At the same time, InfluxDB takes advantage of high compression object storage to reduce the total cost of storing all that data. It also provides interoperability with Open Data Architecture (ODA) to integrate with data lakes based on open source platforms such as DataFusion, Flight SQL and Parquet that are being advanced by the Apache Software Foundation.
The arrival of version 3.0 of InfluxDB comes as many DevOps teams are starting to struggle with the amount of observability data being generated. DevOps teams want to be able to move beyond monitoring a set of pre-defined metrics and query data in a way that enables them to surface anomalies indicative of a potential issue before there is a major disruption to an application service.
One of the major challenges today is the tradeoff between how much data is collected and analyzed versus the cost of processing and storing it. InfluxDB provides a mechanism for analyzing high cardinality data involving metrics, events and traces cost-effectively.

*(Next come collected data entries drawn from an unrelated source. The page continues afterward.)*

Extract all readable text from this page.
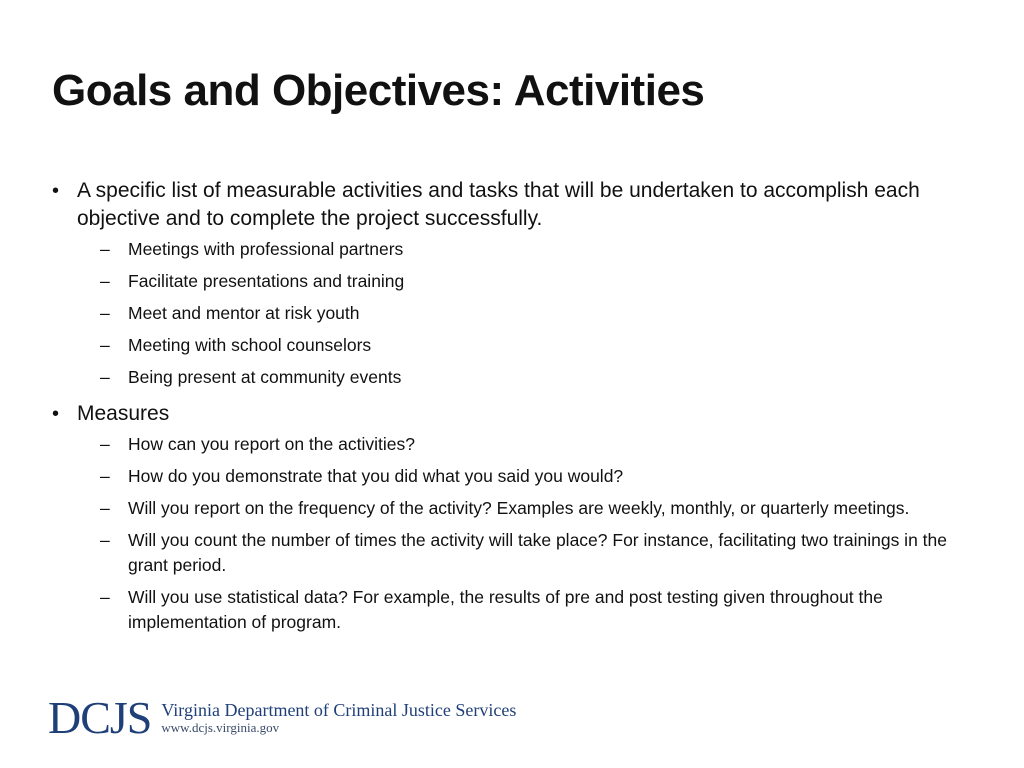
Goals and Objectives: Activities
• A specific list of measurable activities and tasks that will be undertaken to accomplish each objective and to complete the project successfully.
– Meetings with professional partners
– Facilitate presentations and training
– Meet and mentor at risk youth
– Meeting with school counselors
– Being present at community events
• Measures
– How can you report on the activities?
– How do you demonstrate that you did what you said you would?
– Will you report on the frequency of the activity? Examples are weekly, monthly, or quarterly meetings.
– Will you count the number of times the activity will take place? For instance, facilitating two trainings in the grant period.
– Will you use statistical data? For example, the results of pre and post testing given throughout the implementation of program.
DCJS Virginia Department of Criminal Justice Services
www.dcjs.virginia.gov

Observability is, of course, only one of several use cases for a time series database capable of processing data in near-real-time. As organizations embrace digital business transformation initiatives, they need to be able to process data in near-real-time at the point where it is being created and consumed. Those applications won’t necessarily replace existing applications based on batch-oriented processing but, over time, they create two distinct classes of applications that process data in fundamentally different ways. The challenge, as always, will be defining the DevOps workflows required to manage applications running on multiple distinct types of architectures.